NPR is quite balanced, actually. If you are used to listening to Fox News, then you will find it “unbalanced.”

More importantly, the whole deal is just right-leaning virtue signalling. The Corporation for Public Broadcasting entails 0.01 percent of the national budget. How about putting America first and getting our loved ones out of Afghanistan, instead?

#9 Comment By blackhorse On February 16, 2018 @ 8:34 pm

Welcome to the real world. Must be disorienting, after all the kool-ade. Supply side was nothing more than shoveling money upward. The GOP cares not a bit about cost cutting. Indeed, if they can privatize an function and shovel tax payer money to a corprorate concern, they are as happy as pigs in a poke.

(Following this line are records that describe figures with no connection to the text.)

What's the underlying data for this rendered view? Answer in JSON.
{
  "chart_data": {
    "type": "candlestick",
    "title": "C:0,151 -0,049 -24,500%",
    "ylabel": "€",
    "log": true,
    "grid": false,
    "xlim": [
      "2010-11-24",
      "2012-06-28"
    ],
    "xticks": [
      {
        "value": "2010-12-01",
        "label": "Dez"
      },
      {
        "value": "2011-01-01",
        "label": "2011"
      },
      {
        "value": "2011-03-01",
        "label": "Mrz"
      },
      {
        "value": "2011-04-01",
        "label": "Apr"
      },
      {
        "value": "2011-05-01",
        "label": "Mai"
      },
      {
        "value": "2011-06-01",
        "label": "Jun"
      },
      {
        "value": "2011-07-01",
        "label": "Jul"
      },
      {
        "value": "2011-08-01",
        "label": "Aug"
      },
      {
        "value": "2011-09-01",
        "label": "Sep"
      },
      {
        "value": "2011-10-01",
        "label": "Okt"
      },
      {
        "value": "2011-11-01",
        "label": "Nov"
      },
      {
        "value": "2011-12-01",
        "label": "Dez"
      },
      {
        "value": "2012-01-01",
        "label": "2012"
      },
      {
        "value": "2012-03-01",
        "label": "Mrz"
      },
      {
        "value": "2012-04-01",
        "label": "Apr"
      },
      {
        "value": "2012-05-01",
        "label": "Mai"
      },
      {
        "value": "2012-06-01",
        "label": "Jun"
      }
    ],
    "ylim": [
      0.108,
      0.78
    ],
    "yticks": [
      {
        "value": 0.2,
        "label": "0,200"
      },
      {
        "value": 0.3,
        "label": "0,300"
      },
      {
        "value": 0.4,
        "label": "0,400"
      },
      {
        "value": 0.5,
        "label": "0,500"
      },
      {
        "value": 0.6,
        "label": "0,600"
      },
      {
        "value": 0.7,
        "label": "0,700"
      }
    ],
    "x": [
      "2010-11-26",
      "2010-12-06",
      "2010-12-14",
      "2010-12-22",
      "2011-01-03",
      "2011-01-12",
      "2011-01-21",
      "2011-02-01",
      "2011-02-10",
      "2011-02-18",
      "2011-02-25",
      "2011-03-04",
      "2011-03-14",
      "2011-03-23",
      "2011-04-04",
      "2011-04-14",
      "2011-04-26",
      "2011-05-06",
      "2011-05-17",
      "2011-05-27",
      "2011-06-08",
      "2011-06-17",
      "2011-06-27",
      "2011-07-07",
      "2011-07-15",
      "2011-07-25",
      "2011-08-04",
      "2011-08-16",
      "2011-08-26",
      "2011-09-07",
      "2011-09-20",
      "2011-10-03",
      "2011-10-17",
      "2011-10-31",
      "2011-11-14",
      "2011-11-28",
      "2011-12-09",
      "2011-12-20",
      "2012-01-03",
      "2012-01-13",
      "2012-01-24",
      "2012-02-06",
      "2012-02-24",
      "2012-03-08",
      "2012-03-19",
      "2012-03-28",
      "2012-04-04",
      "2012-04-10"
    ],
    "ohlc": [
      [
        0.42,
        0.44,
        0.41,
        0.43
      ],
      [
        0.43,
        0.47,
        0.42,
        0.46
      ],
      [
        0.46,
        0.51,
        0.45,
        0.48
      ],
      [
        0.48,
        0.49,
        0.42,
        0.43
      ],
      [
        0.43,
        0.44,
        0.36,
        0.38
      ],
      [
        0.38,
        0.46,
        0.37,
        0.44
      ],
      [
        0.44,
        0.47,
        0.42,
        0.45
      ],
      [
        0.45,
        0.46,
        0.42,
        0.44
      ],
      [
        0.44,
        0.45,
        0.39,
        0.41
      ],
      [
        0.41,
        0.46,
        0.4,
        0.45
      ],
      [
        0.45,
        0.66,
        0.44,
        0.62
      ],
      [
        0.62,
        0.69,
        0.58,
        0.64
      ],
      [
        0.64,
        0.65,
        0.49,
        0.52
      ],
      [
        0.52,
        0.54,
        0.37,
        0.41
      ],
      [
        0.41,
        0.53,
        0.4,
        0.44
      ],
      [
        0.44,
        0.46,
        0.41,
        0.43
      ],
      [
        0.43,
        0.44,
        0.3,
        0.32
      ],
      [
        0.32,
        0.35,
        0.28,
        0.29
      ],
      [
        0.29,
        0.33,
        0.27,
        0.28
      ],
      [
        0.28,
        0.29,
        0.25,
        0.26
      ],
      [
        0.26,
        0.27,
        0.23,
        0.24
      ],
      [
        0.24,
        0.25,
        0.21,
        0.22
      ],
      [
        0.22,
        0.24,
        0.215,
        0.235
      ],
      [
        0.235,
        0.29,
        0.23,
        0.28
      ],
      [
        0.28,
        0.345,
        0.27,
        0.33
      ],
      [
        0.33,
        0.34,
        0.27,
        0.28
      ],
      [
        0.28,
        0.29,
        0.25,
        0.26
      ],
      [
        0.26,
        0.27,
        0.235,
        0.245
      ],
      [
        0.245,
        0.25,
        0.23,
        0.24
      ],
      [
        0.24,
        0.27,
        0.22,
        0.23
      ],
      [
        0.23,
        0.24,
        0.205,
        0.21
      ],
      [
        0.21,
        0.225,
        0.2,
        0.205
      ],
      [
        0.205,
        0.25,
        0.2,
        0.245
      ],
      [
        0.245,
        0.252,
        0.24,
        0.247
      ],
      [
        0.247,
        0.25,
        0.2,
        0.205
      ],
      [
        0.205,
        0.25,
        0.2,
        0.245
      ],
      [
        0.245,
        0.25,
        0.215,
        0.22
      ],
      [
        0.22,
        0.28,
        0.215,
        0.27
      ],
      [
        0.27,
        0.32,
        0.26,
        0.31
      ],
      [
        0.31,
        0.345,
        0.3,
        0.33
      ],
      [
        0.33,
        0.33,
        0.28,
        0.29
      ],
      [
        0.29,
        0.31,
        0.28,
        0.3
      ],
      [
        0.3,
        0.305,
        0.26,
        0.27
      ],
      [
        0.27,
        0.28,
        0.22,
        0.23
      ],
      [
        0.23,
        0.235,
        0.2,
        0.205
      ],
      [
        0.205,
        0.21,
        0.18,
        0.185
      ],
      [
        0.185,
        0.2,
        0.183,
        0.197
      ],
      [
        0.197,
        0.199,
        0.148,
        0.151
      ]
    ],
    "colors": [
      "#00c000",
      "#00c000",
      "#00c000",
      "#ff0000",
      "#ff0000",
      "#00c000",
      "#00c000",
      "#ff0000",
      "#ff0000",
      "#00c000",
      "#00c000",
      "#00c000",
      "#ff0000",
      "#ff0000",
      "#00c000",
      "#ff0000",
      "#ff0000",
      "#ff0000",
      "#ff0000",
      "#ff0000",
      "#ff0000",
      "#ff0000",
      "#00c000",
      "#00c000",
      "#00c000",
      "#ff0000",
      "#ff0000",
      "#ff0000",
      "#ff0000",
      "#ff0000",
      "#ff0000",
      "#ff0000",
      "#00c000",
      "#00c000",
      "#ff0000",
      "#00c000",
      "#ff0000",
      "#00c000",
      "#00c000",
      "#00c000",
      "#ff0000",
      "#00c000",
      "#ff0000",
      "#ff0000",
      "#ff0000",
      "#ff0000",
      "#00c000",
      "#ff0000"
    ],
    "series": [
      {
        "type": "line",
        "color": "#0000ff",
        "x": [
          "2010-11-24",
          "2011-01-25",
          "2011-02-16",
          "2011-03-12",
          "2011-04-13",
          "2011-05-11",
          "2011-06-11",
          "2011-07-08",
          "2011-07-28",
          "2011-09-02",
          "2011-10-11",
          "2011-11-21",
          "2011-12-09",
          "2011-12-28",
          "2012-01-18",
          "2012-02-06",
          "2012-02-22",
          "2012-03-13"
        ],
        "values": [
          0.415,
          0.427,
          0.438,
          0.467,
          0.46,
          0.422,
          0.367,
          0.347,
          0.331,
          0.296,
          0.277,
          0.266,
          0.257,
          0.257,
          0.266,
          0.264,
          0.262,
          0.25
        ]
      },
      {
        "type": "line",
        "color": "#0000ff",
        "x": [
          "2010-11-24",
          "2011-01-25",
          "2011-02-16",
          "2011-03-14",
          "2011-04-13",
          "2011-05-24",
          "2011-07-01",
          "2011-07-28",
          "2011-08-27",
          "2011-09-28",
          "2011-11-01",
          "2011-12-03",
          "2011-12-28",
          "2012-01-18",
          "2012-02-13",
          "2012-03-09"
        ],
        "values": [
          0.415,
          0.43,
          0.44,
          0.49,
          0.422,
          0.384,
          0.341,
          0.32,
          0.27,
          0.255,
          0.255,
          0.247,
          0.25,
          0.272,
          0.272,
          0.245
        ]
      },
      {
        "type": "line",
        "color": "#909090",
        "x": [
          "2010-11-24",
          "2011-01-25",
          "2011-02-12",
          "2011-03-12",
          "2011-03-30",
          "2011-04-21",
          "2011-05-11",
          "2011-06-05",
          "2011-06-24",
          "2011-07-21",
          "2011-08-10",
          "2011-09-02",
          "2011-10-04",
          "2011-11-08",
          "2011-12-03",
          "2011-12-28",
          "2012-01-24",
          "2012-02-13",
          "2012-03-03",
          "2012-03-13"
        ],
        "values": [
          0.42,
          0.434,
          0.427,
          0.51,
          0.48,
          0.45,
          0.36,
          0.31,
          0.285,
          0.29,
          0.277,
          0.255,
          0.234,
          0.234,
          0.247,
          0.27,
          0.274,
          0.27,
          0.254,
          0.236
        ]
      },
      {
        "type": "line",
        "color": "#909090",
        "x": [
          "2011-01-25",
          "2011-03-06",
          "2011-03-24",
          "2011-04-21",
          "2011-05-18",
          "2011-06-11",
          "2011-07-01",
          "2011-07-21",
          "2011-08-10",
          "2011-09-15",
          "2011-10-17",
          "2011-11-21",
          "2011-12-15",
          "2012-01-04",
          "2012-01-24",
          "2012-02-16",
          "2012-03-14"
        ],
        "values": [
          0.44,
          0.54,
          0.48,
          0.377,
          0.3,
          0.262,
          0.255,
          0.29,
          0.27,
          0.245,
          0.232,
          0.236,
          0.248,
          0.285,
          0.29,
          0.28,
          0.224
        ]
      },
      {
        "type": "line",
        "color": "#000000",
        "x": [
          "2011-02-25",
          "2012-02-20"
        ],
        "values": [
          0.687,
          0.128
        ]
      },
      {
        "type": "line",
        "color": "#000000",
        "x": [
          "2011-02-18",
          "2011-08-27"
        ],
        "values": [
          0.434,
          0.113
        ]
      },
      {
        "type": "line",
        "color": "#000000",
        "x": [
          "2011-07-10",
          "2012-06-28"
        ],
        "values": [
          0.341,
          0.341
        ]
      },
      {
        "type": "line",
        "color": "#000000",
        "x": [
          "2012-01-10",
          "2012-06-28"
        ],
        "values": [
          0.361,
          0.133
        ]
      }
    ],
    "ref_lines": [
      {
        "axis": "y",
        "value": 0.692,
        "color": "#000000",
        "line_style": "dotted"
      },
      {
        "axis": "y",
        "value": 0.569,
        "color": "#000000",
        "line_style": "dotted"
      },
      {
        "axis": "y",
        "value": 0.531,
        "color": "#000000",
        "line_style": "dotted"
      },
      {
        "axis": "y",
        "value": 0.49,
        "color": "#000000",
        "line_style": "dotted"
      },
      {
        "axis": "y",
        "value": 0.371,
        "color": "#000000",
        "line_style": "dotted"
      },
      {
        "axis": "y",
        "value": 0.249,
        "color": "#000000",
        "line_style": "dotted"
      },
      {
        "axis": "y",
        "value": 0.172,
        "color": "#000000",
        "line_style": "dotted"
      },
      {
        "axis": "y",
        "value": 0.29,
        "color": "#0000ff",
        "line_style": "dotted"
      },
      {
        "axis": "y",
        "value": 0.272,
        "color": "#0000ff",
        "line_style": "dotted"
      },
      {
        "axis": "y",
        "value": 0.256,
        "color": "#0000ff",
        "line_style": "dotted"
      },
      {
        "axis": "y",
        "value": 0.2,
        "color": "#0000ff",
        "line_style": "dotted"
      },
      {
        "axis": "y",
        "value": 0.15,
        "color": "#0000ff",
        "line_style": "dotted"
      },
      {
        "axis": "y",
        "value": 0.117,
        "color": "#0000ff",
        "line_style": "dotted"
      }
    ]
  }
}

#10 Comment By tzx4 On February 18, 2018 @ 9:03 pm

Military spending is ridiculous and in that is siphons away wealth that could improve society, it literally lowers our quality of life.

This . . . .
“Every gun that is made, every warship launched, every rocket fired signifies, in the final sense, a theft from those who hunger and are not fed, those who are cold and are not clothed. This world in arms is not spending money alone. It is spending the sweat of its laborers, the genius of its scientists, the hopes of its children. The cost of one modern heavy bomber is this: a modern brick school in more than 30 cities. It is two electric power plants, each serving a town of 60,000 population. It is two fine, fully equipped hospitals. It is some fifty miles of concrete pavement. We pay for a single fighter plane with a half million bushels of wheat. We pay for a single destroyer with new homes that could have housed more than 8,000 people. This is, I repeat, the best way of life to be found on the road the world has been taking. This is not a way of life at all, in any true sense. Under the cloud of threatening war, it is humanity hanging from a cross of iron. […] Is there no other way the world may live?”